Several elected officials have raised concerns over the past few months about a proposed utility merger in the Hudson Valley. Among them is U.S. Senator Charles Schumer. And now top executives of the two companies have responded.
The proposed merger between Canadian energy company Fortis and Poughkeepsie-based CH Energy Group, parent of Central Hudson Gas and Electric Corporation, has stoked several flames of opposition to and concern about the union. Senator Schumer was in Newburgh and Poughkeepsie earlier this month, urging top brass at both companies to answer questions.
Steven Lant is chairman, president and CEO of CH Energy Group. He says he and Fortis CFO Barry Perry would like to meet face-to-face with Schumer.
Repeated calls to Schumer’s office were not returned in time for this broadcast, so it is not known whether the senator’s questions have been answered satisfactorily.
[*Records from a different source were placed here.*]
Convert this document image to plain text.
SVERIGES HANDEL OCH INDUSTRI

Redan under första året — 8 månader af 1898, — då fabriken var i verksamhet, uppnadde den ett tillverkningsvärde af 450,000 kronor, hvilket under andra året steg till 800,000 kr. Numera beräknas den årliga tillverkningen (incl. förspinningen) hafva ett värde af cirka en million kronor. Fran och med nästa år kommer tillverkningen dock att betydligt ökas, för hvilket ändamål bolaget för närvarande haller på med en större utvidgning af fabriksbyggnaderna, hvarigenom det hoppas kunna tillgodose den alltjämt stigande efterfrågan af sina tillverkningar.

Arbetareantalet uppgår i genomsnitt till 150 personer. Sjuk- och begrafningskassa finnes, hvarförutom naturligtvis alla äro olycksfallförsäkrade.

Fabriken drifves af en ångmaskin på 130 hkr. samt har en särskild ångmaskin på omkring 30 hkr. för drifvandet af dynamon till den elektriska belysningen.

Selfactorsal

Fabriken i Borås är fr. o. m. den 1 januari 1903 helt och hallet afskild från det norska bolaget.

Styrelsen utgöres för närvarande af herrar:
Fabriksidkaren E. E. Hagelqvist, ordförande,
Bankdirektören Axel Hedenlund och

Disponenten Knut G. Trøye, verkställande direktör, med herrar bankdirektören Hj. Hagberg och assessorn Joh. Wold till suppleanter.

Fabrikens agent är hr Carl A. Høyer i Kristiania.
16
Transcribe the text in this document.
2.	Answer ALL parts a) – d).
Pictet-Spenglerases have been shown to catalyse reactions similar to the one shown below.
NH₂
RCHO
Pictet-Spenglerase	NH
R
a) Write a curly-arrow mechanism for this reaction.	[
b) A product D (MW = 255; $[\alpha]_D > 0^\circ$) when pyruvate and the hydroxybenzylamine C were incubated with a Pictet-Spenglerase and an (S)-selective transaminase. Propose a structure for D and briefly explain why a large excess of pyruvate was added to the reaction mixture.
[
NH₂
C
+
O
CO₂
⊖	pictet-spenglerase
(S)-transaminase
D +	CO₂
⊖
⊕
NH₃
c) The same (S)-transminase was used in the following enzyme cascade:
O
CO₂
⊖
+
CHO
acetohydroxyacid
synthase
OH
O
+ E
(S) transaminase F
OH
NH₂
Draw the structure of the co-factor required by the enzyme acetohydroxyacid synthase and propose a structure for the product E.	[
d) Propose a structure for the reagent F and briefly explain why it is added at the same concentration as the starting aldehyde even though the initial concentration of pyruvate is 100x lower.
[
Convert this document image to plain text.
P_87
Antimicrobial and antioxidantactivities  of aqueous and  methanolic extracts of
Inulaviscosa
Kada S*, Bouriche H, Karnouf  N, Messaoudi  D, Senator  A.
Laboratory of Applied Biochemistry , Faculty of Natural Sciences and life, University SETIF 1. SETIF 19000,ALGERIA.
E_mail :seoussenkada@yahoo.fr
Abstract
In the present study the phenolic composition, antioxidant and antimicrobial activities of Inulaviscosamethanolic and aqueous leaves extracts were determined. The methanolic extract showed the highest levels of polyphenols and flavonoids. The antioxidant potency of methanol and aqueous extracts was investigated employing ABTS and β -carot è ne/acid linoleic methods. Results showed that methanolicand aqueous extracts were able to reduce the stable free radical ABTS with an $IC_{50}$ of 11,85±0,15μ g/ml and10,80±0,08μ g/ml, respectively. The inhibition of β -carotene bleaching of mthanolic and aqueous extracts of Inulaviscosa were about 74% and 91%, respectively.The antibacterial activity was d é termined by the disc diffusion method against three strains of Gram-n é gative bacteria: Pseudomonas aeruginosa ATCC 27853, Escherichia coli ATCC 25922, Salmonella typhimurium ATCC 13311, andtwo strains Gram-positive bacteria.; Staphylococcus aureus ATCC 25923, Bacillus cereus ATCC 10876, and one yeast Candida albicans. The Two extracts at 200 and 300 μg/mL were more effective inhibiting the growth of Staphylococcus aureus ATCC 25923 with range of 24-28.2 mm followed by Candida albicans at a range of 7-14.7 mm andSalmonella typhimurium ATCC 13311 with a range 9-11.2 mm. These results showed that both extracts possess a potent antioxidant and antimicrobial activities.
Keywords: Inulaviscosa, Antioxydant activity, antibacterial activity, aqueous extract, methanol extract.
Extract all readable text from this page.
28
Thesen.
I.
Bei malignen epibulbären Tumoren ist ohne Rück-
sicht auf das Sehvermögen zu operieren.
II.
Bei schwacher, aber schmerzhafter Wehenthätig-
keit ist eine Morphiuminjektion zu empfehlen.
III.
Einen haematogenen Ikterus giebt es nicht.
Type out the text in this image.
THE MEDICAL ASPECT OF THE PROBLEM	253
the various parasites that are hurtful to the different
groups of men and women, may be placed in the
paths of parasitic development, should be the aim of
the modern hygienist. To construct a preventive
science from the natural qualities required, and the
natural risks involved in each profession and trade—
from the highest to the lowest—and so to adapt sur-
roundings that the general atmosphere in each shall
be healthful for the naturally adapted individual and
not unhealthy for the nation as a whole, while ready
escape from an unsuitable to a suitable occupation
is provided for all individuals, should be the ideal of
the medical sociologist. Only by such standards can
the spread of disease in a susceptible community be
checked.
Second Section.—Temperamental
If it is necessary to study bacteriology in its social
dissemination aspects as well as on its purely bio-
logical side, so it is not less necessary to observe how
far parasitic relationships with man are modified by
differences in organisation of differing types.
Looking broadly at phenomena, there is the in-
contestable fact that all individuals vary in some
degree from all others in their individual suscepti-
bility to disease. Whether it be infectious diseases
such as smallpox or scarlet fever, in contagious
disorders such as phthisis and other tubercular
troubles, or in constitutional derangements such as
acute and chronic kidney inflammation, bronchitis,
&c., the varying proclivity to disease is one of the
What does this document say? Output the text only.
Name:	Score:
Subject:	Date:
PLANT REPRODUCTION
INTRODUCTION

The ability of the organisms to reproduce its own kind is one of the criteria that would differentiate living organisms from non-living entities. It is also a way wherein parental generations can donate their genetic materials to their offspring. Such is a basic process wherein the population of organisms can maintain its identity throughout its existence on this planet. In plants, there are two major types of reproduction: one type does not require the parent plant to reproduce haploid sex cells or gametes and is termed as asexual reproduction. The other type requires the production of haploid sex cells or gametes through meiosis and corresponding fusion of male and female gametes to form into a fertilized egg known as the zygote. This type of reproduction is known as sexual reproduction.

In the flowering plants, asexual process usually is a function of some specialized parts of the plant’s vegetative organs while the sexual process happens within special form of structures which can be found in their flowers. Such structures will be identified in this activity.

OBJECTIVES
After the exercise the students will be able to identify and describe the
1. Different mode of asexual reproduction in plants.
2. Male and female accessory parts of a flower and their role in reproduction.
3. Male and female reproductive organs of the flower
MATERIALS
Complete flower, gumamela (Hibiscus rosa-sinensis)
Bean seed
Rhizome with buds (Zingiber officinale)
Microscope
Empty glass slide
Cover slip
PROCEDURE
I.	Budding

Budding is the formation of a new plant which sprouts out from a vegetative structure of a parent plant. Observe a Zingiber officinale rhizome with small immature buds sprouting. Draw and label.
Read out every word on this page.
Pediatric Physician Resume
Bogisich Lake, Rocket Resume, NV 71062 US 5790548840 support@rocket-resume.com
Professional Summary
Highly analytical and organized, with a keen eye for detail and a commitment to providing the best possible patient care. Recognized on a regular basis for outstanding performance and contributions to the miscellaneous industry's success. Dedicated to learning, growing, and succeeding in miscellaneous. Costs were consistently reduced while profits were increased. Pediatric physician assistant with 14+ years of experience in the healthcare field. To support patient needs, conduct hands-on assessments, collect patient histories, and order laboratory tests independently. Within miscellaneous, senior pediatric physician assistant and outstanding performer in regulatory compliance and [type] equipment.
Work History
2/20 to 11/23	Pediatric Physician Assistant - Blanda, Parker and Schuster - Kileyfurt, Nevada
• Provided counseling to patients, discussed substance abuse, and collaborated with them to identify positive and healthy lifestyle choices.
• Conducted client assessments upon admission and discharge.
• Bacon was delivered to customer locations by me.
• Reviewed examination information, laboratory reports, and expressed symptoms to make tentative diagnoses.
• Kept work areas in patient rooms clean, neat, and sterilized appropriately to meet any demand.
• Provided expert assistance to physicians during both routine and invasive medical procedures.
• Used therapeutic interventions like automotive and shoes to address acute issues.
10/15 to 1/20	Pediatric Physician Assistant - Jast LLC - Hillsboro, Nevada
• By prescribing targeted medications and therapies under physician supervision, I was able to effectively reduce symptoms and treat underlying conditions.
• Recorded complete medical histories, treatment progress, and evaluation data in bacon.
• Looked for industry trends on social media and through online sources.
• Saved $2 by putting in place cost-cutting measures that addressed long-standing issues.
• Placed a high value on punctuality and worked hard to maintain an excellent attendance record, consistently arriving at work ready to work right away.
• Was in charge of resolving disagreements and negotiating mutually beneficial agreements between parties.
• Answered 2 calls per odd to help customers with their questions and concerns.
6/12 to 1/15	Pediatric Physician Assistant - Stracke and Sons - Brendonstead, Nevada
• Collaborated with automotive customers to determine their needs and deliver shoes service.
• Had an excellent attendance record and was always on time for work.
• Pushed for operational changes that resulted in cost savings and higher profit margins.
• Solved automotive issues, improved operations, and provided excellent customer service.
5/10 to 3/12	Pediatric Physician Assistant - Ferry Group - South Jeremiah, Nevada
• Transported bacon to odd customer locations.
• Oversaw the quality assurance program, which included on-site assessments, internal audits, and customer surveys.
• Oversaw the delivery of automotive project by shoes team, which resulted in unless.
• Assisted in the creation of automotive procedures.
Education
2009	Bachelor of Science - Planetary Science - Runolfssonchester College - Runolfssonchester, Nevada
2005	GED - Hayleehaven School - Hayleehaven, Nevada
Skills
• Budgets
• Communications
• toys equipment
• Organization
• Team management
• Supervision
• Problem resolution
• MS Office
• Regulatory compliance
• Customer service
Again, here’s Schumer from his press conference at the beginning of May.
The letter to Schumer, dated May 14 and released by Central Hudson Thursday afternoon, answers four questions: How will the transaction affect ratepayers? How will the transaction affect infrastructure investment? How will the transaction affect green energy investments? And, what preparations are being made for future storms?
Schumer and others, including elected officials, have expressed concern that the ratepayers would end up picking up some of the tab of the actual deal. Lant and Perry write to Schumer that no external costs of the transaction or goodwill will be reflected in rates under any circumstances. Schumer and others are also concerned that a one-year rate freeze is too short a timeframe. CH Energy’s Lant says there likely will be rate hikes after the freeze period ends.
He says that will be up to the Public Service Commission to decide. And that $50 million in customer benefits is based upon a joint proposal from Fortis and CH Energy filed in January.